My confidence has been exceedingly low, lately. Semi-celebrated my bornday on Saturday which was hard because of joblessness and anxiety and general sadness. However, being gifted a bacon cheeseburger, a book (Dirty River: A Queer Femme of Color Dreaming Her Way Home by Leah Lakshmi Piepzna-Samarasinha), and the first volume of Rat Queens were fabulous trade-offs to Actually Venturing Outside.

Managing money is heavy on my mind. I forgot to cancel some subscriptions, so I’m $20 more broke than was originally assumed. I have been making an effort to communicate my anxiety about financial woes, now that “budgeting” is literally trying as hard as possible not to spend any money. After this bout of grocery shopping, we will have to go to a food pantry to replenish if I don’t find employment in the next week or so. I am very aware of the thinning cushion of Finding a Stable Job w/ Good Benefits. I am also very aware of the burnout that results in taking whatever comes for right now. My mental health has been super rocky with the realization that none of the steps I take will ever be right unless something changes systemically.

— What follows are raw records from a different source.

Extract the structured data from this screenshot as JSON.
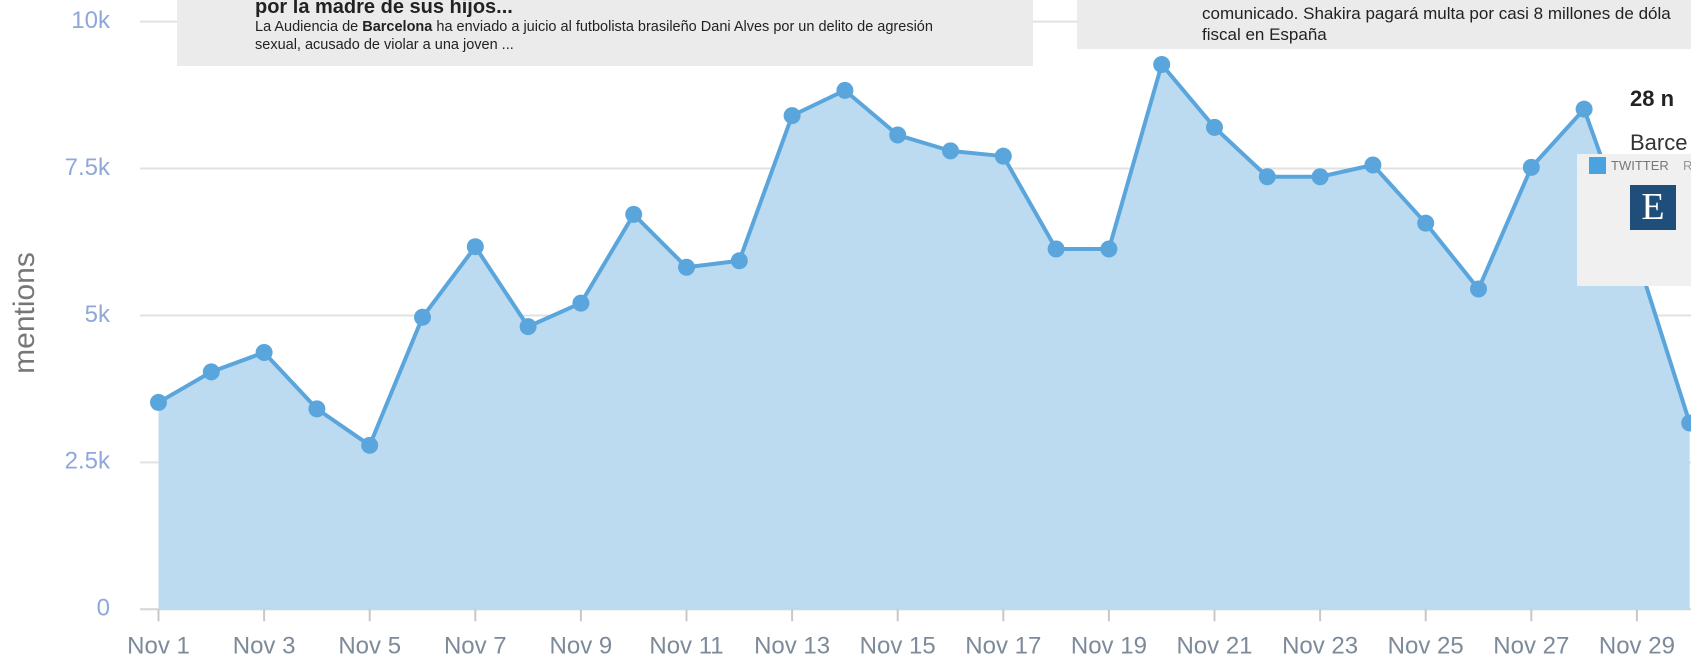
{
  "chart_data": {
    "type": "area",
    "y_label": "mentions",
    "categories": [
      "Nov 1",
      null,
      "Nov 3",
      null,
      "Nov 5",
      null,
      "Nov 7",
      null,
      "Nov 9",
      null,
      "Nov 11",
      null,
      "Nov 13",
      null,
      "Nov 15",
      null,
      "Nov 17",
      null,
      "Nov 19",
      null,
      "Nov 21",
      null,
      "Nov 23",
      null,
      "Nov 25",
      null,
      "Nov 27",
      null,
      "Nov 29",
      null
    ],
    "values": [
      3520,
      4040,
      4370,
      3410,
      2790,
      4970,
      6170,
      4810,
      5210,
      6720,
      5820,
      5930,
      8400,
      8830,
      8070,
      7800,
      7710,
      6130,
      6130,
      9270,
      8200,
      7360,
      7360,
      7560,
      6570,
      5450,
      7520,
      8510,
      6000,
      3170
    ],
    "color": "#5aa6dc",
    "fill": "#b9d9ef",
    "ylim": [
      0,
      10000
    ],
    "yticks": [
      0,
      {
        "value": 2500,
        "label": "2.5k"
      },
      {
        "value": 5000,
        "label": "5k"
      },
      {
        "value": 7500,
        "label": "7.5k"
      },
      {
        "value": 10000,
        "label": "10k"
      }
    ],
    "grid": true
  },
  "cards": [
    {
      "title": "por la madre de sus hijos...",
      "body": [
        "La Audiencia de ",
        "Barcelona",
        " ha enviado a juicio al futbolista brasileño Dani Alves por un delito de agresión sexual, acusado de violar a una joven ..."
      ]
    },
    {
      "lines": [
        "comunicado. Shakira pagará multa por casi 8 millones de dóla",
        "fiscal en España"
      ]
    }
  ],
  "tooltip": {
    "date": "28 n",
    "text": "Barce",
    "source": "TWITTER",
    "extra": "R",
    "logo": "E"
  }
}
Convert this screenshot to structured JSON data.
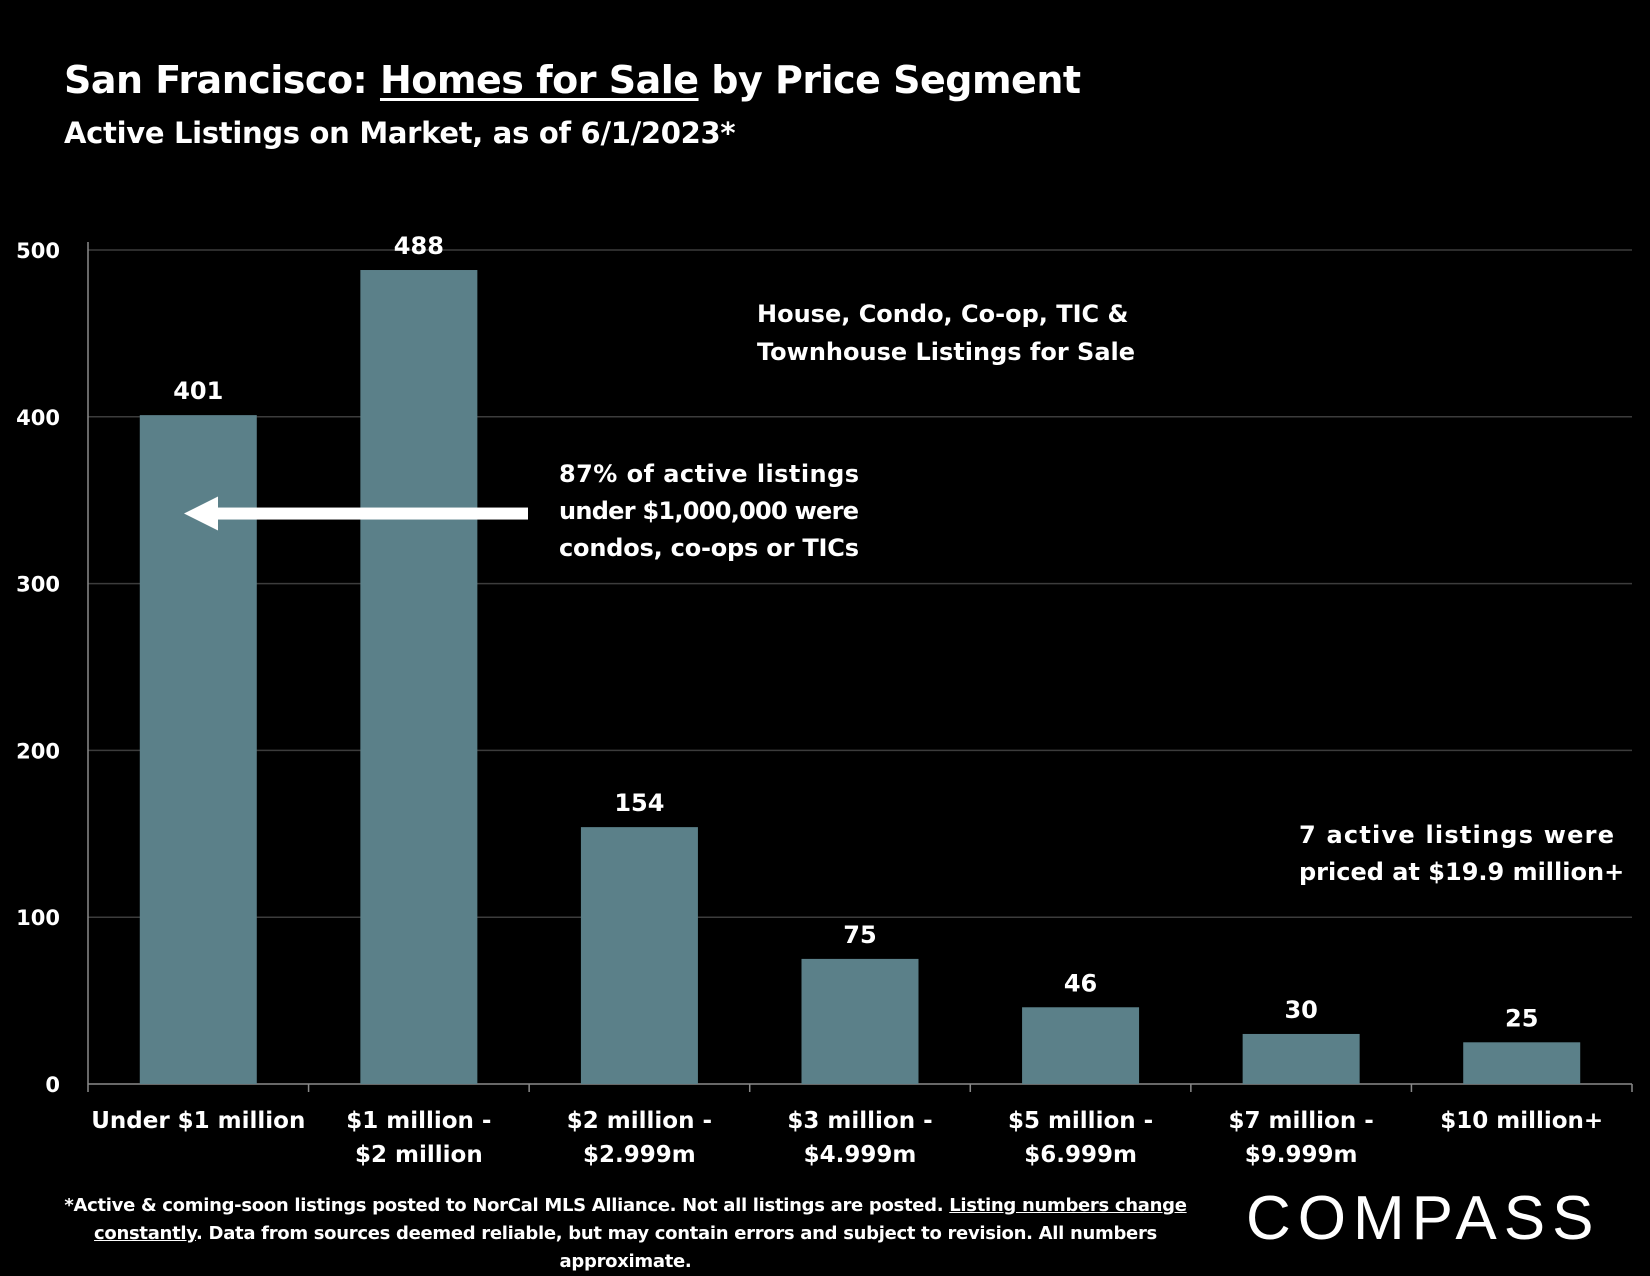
{
  "header": {
    "title_prefix": "San Francisco: ",
    "title_emphasis": "Homes for Sale",
    "title_suffix": " by Price Segment",
    "subtitle": "Active Listings on Market, as of 6/1/2023*"
  },
  "chart_data": {
    "type": "bar",
    "title": "San Francisco: Homes for Sale by Price Segment",
    "subtitle": "Active Listings on Market, as of 6/1/2023*",
    "categories": [
      [
        "Under $1 million"
      ],
      [
        "$1 million -",
        "$2 million"
      ],
      [
        "$2 million -",
        "$2.999m"
      ],
      [
        "$3 million -",
        "$4.999m"
      ],
      [
        "$5 million -",
        "$6.999m"
      ],
      [
        "$7 million -",
        "$9.999m"
      ],
      [
        "$10 million+"
      ]
    ],
    "values": [
      401,
      488,
      154,
      75,
      46,
      30,
      25
    ],
    "data_labels": [
      "401",
      "488",
      "154",
      "75",
      "46",
      "30",
      "25"
    ],
    "ylim": [
      0,
      500
    ],
    "yticks": [
      0,
      100,
      200,
      300,
      400,
      500
    ],
    "ytick_labels": [
      "0",
      "100",
      "200",
      "300",
      "400",
      "500"
    ],
    "grid": true,
    "bar_color": "#5b8089",
    "xlabel": "",
    "ylabel": "",
    "annotations": {
      "legend_note": [
        "House, Condo, Co-op, TIC &",
        "Townhouse Listings for Sale"
      ],
      "condo_note": [
        "87% of active listings",
        "under $1,000,000 were",
        "condos, co-ops or TICs"
      ],
      "luxury_note": [
        "7 active listings were",
        "priced at $19.9 million+"
      ],
      "arrow_target_value": 342
    }
  },
  "footer": {
    "line1_text": "*Active & coming-soon listings posted to NorCal MLS Alliance. Not all listings are posted. ",
    "line1_link": "Listing numbers change",
    "line2_link": "constantly",
    "line2_text": ". Data from sources deemed reliable, but may contain errors and subject to revision. All numbers approximate."
  },
  "brand": {
    "name": "COMPASS"
  },
  "colors": {
    "background": "#000000",
    "text": "#ffffff",
    "bar": "#5b8089",
    "grid": "#3c3c3c"
  }
}
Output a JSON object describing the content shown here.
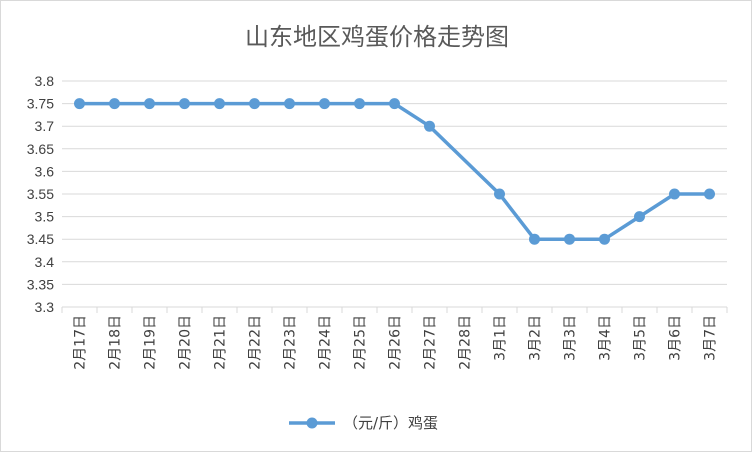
{
  "chart_data": {
    "type": "line",
    "title": "山东地区鸡蛋价格走势图",
    "xlabel": "",
    "ylabel": "",
    "ylim": [
      3.3,
      3.8
    ],
    "y_ticks": [
      3.3,
      3.35,
      3.4,
      3.45,
      3.5,
      3.55,
      3.6,
      3.65,
      3.7,
      3.75,
      3.8
    ],
    "y_tick_labels": [
      "3.3",
      "3.35",
      "3.4",
      "3.45",
      "3.5",
      "3.55",
      "3.6",
      "3.65",
      "3.7",
      "3.75",
      "3.8"
    ],
    "grid": true,
    "legend_position": "bottom",
    "categories": [
      "2月17日",
      "2月18日",
      "2月19日",
      "2月20日",
      "2月21日",
      "2月22日",
      "2月23日",
      "2月24日",
      "2月25日",
      "2月26日",
      "2月27日",
      "2月28日",
      "3月1日",
      "3月2日",
      "3月3日",
      "3月4日",
      "3月5日",
      "3月6日",
      "3月7日"
    ],
    "series": [
      {
        "name": "（元/斤）鸡蛋",
        "color": "#5b9bd5",
        "values": [
          3.75,
          3.75,
          3.75,
          3.75,
          3.75,
          3.75,
          3.75,
          3.75,
          3.75,
          3.75,
          3.7,
          null,
          3.55,
          3.45,
          3.45,
          3.45,
          3.5,
          3.55,
          3.55
        ]
      }
    ]
  }
}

 I am also having a super difficult time processing information? Well, processing information and applying it to myself, I guess? I don’t know. Long walls of text, job descriptions, lots of data and charts- my brain just shuts off. Unsure what that means for me, accessibility-wise, just throwing that out there.

As for writing, I have a couple stories brewing. I have a habit of writing stores and setting them aside for random periods of time, If I can get some assistance in recouping that $20, I could totally be convinced to post them a little less randomly.